Yet again, Lipscomb takes a topic that has been decided by former historians and turns it on its head. The long thought (even agreed upon) theory is that Henry VIII’s will was not created by him, but it was created by those at court who wanted more power before Edward VI reached his majority. And she argues that he was controlling up until the end, but that afterward people took advantage.
While I definitely have my ideas on Henry, I found myself agreeing with her. She pointed out that the will itself was very orthodox Catholic, just with some changes to keep him at the head of the church. And that goes with the rest of his life. If the upstarts in court had gotten a hold of it, it would have been more evangelical.

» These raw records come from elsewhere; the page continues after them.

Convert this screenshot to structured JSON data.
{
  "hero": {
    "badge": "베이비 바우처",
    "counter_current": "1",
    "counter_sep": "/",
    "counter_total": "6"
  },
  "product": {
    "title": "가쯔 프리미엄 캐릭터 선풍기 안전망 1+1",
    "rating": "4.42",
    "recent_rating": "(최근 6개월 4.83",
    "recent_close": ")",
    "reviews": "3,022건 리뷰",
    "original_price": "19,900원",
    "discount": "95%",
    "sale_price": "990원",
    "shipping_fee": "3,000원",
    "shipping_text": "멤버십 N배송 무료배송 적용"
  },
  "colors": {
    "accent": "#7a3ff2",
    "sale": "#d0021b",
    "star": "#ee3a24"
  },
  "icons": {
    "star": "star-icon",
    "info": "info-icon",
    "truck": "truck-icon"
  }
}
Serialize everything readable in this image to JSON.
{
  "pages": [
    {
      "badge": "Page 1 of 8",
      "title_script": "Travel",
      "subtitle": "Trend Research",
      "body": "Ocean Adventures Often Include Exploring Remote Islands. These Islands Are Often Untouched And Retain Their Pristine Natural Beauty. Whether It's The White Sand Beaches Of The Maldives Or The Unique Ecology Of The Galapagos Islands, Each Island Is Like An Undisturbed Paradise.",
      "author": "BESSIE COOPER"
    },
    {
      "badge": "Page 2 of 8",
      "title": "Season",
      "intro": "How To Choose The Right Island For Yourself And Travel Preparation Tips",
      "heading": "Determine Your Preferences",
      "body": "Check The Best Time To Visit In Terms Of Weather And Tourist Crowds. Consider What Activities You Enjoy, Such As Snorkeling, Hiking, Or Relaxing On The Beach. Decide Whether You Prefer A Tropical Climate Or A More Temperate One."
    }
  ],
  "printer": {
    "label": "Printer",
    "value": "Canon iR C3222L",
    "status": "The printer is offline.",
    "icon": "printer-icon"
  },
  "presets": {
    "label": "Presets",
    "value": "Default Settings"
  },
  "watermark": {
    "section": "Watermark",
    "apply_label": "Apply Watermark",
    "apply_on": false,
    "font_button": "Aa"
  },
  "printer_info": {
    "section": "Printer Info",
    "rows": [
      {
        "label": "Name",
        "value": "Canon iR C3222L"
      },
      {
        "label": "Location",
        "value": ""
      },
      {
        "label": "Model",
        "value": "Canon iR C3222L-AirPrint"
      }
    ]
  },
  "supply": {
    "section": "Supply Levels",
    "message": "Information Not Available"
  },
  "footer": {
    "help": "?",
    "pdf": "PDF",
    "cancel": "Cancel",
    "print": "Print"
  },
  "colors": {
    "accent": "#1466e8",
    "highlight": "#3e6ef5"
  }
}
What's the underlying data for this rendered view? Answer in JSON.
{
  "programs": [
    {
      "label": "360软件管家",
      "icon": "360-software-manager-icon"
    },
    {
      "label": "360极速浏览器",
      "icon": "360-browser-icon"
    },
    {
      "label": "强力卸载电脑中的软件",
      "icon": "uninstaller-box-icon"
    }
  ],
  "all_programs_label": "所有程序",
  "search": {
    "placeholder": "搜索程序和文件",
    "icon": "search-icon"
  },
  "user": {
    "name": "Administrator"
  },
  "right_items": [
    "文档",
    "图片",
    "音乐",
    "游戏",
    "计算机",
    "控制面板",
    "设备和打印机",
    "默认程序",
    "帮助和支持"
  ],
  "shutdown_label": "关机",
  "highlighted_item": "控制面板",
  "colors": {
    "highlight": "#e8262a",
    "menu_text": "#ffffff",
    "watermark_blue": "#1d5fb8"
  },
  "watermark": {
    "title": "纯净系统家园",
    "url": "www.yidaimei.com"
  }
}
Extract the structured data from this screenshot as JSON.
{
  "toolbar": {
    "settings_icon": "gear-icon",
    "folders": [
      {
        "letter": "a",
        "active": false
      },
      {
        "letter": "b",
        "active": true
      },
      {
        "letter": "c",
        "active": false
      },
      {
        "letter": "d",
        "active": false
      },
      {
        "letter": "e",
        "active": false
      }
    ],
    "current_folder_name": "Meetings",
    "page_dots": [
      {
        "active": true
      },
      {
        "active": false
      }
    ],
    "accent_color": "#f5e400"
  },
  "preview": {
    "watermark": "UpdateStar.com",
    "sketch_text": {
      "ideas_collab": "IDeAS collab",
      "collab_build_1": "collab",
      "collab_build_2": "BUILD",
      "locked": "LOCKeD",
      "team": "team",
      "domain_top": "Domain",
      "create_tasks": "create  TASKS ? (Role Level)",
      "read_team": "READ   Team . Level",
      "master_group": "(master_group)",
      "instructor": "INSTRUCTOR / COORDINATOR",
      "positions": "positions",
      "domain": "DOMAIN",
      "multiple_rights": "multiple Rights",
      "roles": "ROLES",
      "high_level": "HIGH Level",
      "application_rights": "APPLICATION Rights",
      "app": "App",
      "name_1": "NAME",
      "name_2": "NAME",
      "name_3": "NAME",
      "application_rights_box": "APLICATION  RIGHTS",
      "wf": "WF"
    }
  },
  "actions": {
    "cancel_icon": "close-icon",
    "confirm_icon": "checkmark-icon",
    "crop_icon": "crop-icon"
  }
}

Also, the people he took out and added as protectors of the realm during Edward VI’s minority made sense. While they were certainly more evangelical (i.e. Protestant) than Henry himself, the conservatives (i.e. Catholic) at court had tried to make a coup against them. They targeted various members of the court, including the Queen, and it upset Henry.
It was the clause he put in about how he wanted all intended gifts to be given to people. Which meant that if he slightly hinted he might give something to you, they could just take and claim it. And there were a lot of missing people from court that had never been replaced, so the people closest to Henry snatched them up.
I think the only downside to this book is that it spends so much time examining the last decade of his life, then the last year, then the last month, and finally the last days before getting to a close examination of the actual will. The book is only ten chapters long (around 100 pages when you take out the appendices, bibliography, notes on the text, and index), so it spends a lot of time setting the stage rather than weaving that into an analysis.
This is a good book. It’s informative and challenges long-held beliefs that I’ve heard time and time again. And it certainly proves a point in doing that. Just that it was a bit too long.